Dans le concert baroque du monde actuel, nous croyons à
l'avenir des petits pays. Autrement dit, nous croyons qu'il n'y a pas
de petits pays, il n'y a que de grands projets.
Les
conditions générales des Antilles, de la Guyane
et de la Caraïbe (des îles, ou des espaces
facilement nettoyables, aisément transformables) font que la
valeur ajoutée que nous pouvons envisager
résulterait d'une production à
caractère biologique, dont la demande grandit
irrésistiblement sur le marché mondial.
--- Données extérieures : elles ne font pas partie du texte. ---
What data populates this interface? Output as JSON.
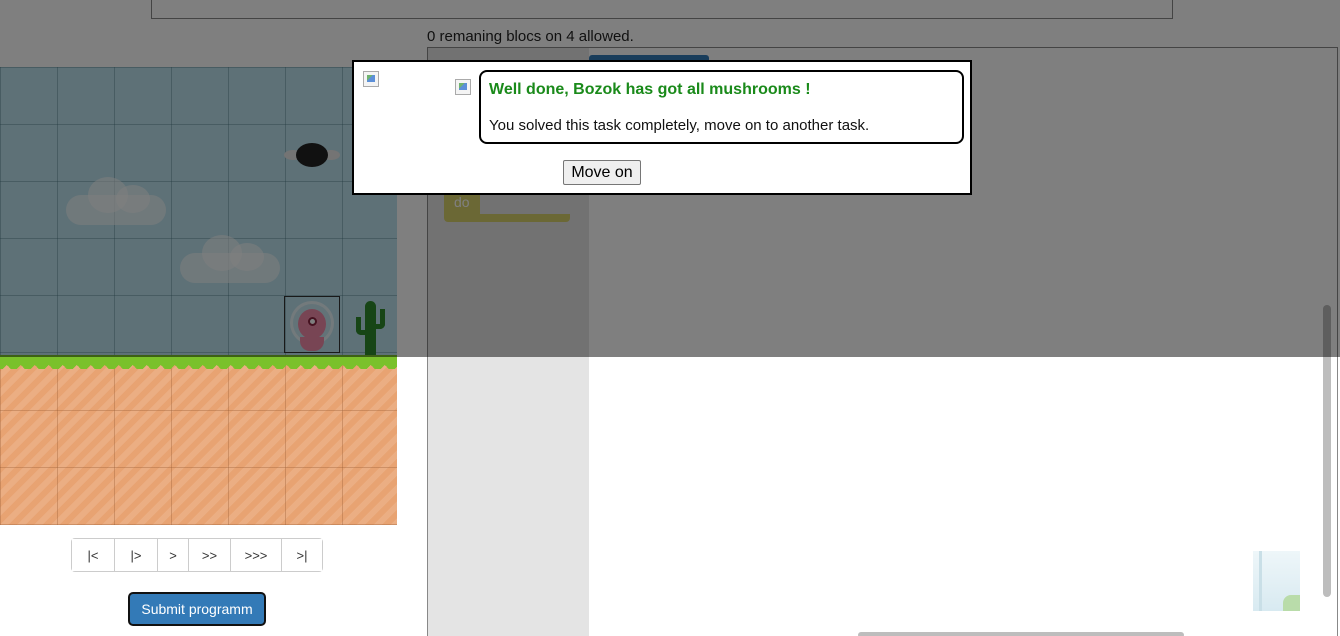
{
  "status": {
    "remaining_blocks": "0 remaning blocs on 4 allowed."
  },
  "workspace": {
    "block_label": "do"
  },
  "controls": {
    "buttons": [
      {
        "label": "|<",
        "icon": "go-to-start-icon"
      },
      {
        "label": "|>",
        "icon": "step-icon"
      },
      {
        "label": ">",
        "icon": "play-icon"
      },
      {
        "label": ">>",
        "icon": "fast-forward-icon"
      },
      {
        "label": ">>>",
        "icon": "fastest-icon"
      },
      {
        "label": ">|",
        "icon": "go-to-end-icon"
      }
    ],
    "submit_label": "Submit programm"
  },
  "dialog": {
    "title": "Well done, Bozok has got all mushrooms !",
    "message": "You solved this task completely, move on to another task.",
    "button_label": "Move on"
  },
  "colors": {
    "success_text": "#1a8a1a",
    "submit_bg": "#337ab7",
    "block_color": "#d6d06a",
    "toolbox_bg": "#e4e4e4",
    "overlay": "rgba(0,0,0,0.5)"
  }
}
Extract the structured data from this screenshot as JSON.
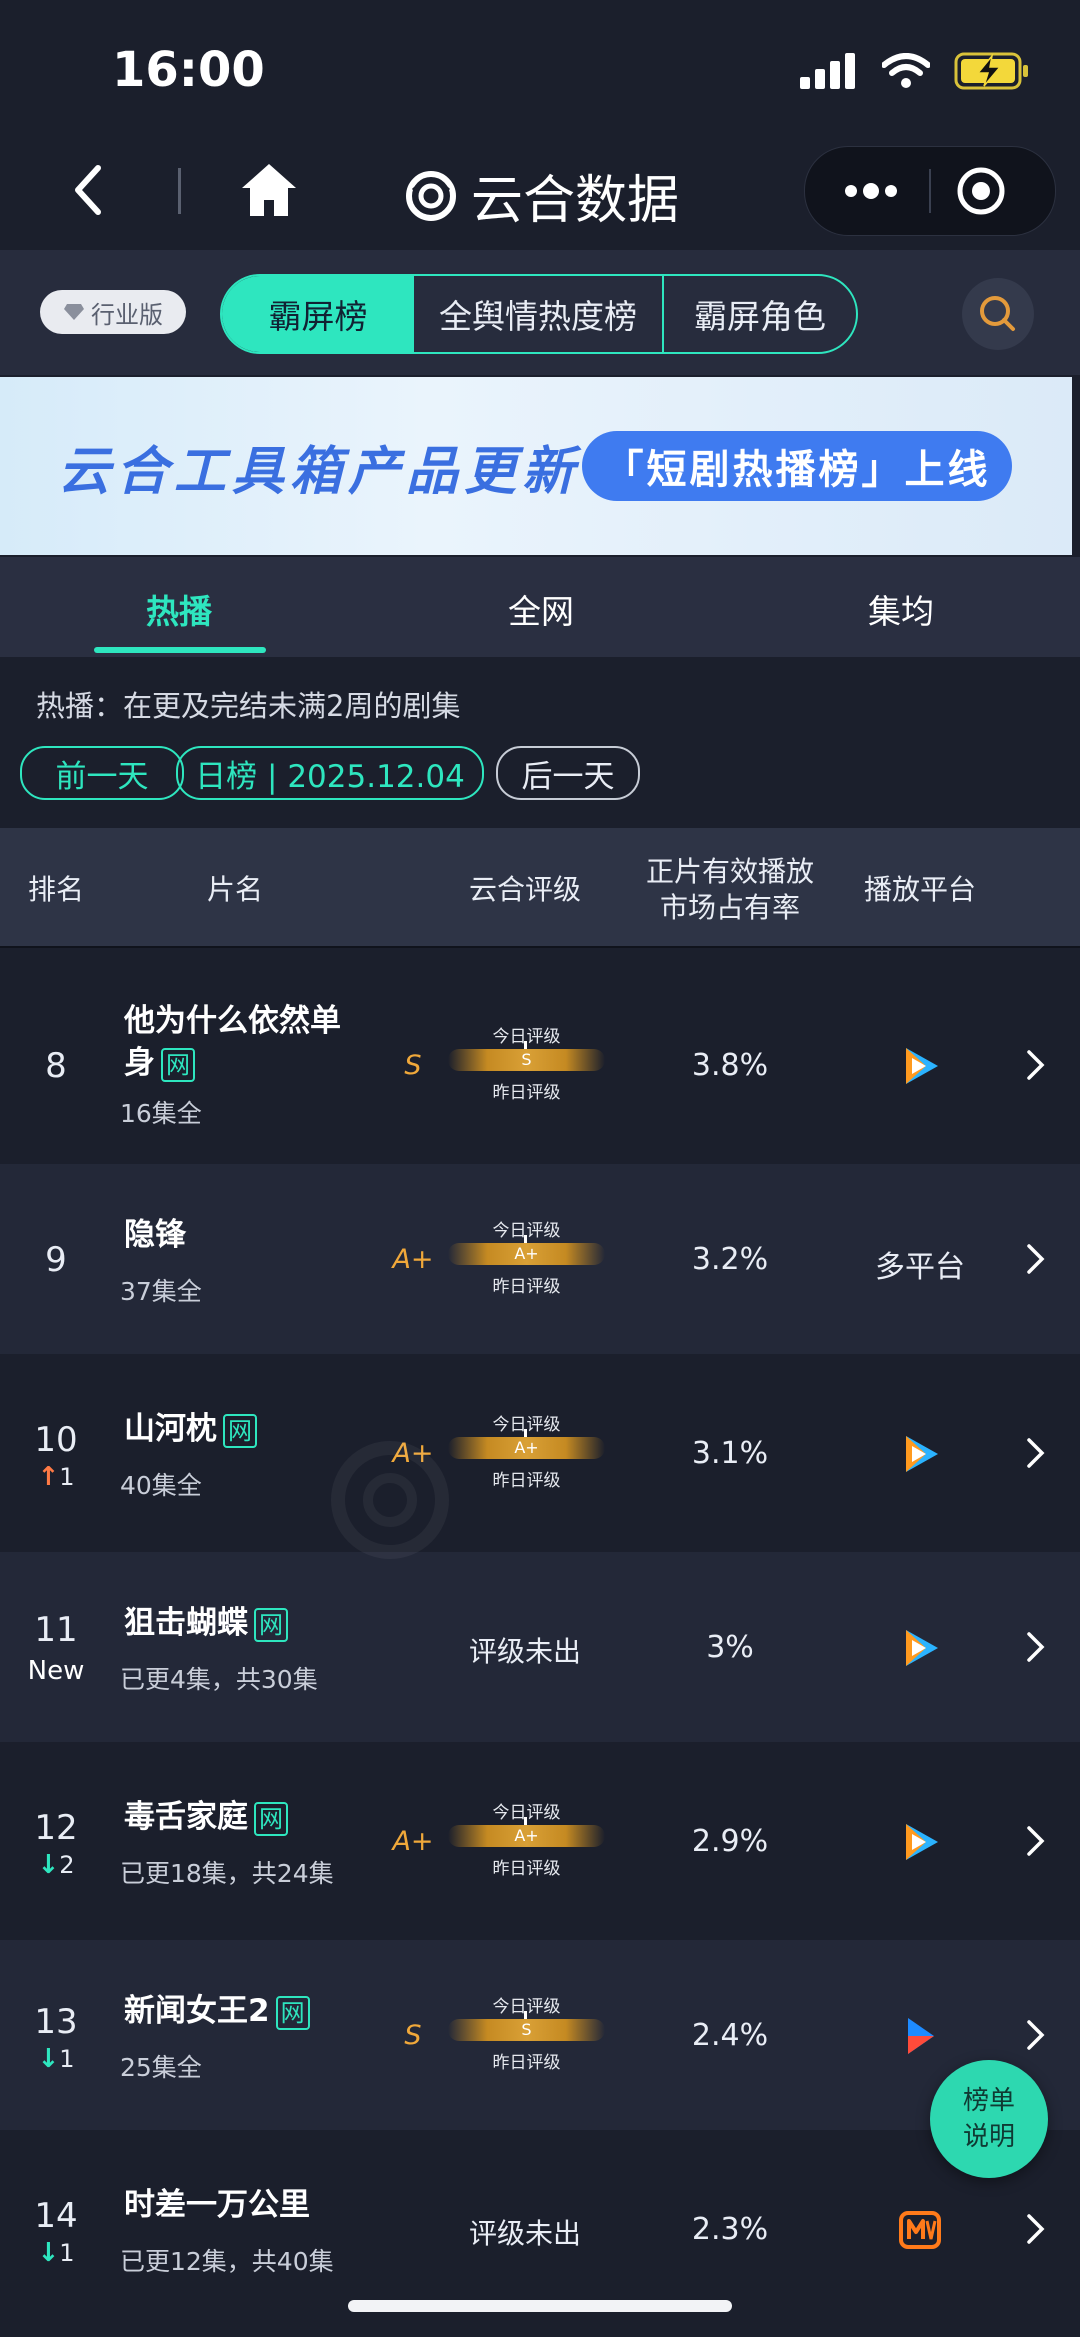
{
  "status": {
    "time": "16:00"
  },
  "nav": {
    "title": "云合数据"
  },
  "topbar": {
    "industry_label": "行业版",
    "segments": [
      "霸屏榜",
      "全舆情热度榜",
      "霸屏角色"
    ]
  },
  "banner": {
    "headline": "云合工具箱产品更新",
    "pill": "「短剧热播榜」上线"
  },
  "tabs": [
    "热播",
    "全网",
    "集均"
  ],
  "description": "热播：在更及完结未满2周的剧集",
  "date_controls": {
    "prev": "前一天",
    "current": "日榜 | 2025.12.04",
    "next": "后一天"
  },
  "table": {
    "headers": {
      "rank": "排名",
      "title": "片名",
      "grade": "云合评级",
      "share_line1": "正片有效播放",
      "share_line2": "市场占有率",
      "platform": "播放平台"
    },
    "rating_labels": {
      "today": "今日评级",
      "yesterday": "昨日评级"
    },
    "no_grade_text": "评级未出",
    "rows": [
      {
        "rank": "8",
        "change": "",
        "title_line1": "他为什么依然单",
        "title_line2": "身",
        "web": "网",
        "episodes": "16集全",
        "grade": "S",
        "bar_grade": "S",
        "share": "3.8%",
        "platform": "",
        "platform_icon": "tencent-video-icon"
      },
      {
        "rank": "9",
        "change": "",
        "title_line1": "隐锋",
        "title_line2": "",
        "web": "",
        "episodes": "37集全",
        "grade": "A+",
        "bar_grade": "A+",
        "share": "3.2%",
        "platform": "多平台",
        "platform_icon": ""
      },
      {
        "rank": "10",
        "change": "1",
        "title_line1": "山河枕",
        "title_line2": "",
        "web": "网",
        "episodes": "40集全",
        "grade": "A+",
        "bar_grade": "A+",
        "share": "3.1%",
        "platform": "",
        "platform_icon": "tencent-video-icon"
      },
      {
        "rank": "11",
        "change": "New",
        "title_line1": "狙击蝴蝶",
        "title_line2": "",
        "web": "网",
        "episodes": "已更4集，共30集",
        "grade": "",
        "bar_grade": "",
        "share": "3%",
        "platform": "",
        "platform_icon": "tencent-video-icon"
      },
      {
        "rank": "12",
        "change": "2",
        "title_line1": "毒舌家庭",
        "title_line2": "",
        "web": "网",
        "episodes": "已更18集，共24集",
        "grade": "A+",
        "bar_grade": "A+",
        "share": "2.9%",
        "platform": "",
        "platform_icon": "tencent-video-icon"
      },
      {
        "rank": "13",
        "change": "1",
        "title_line1": "新闻女王2",
        "title_line2": "",
        "web": "网",
        "episodes": "25集全",
        "grade": "S",
        "bar_grade": "S",
        "share": "2.4%",
        "platform": "",
        "platform_icon": "youku-icon"
      },
      {
        "rank": "14",
        "change": "1",
        "title_line1": "时差一万公里",
        "title_line2": "",
        "web": "",
        "episodes": "已更12集，共40集",
        "grade": "",
        "bar_grade": "",
        "share": "2.3%",
        "platform": "",
        "platform_icon": "mango-tv-icon"
      }
    ]
  },
  "fab": {
    "line1": "榜单",
    "line2": "说明"
  },
  "colors": {
    "accent": "#2ee6bf",
    "background": "#1b1f2c",
    "grade": "#f0a83a",
    "up": "#ff7a45"
  }
}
Il nous
faut occuper ce créneau.
C'est
pourquoi, depuis quelques temps déjà, certains
d'entre nous ont proposé de mettre en place en Martinique le
projet global d'une économie centrée sur des
produits biologiques diversifiés, et de conquérir
sur le marché mondial le label irréfutable
« Martinique pays à production
biologique », ou « Martinique,
premier pays biologique du monde ».
Nous
appelons les Guadeloupéens, les Guyanais et les Martiniquais
à considérer la nécessité
d'une telle orientation, même si dans chacun de ces pays un
projet de cette nature peut passer par des voies
différentes, par exemple un accomplissement technologique en
Guyane.
En ce
qui concerne le projet biologique les difficultés sont
immenses et nous n'en signalons ici que quelques-unes de
caractère très général.
Un
tel projet ne saurait être imposé d'en haut, il
devrait être l'affaire de tous, débattu par tous.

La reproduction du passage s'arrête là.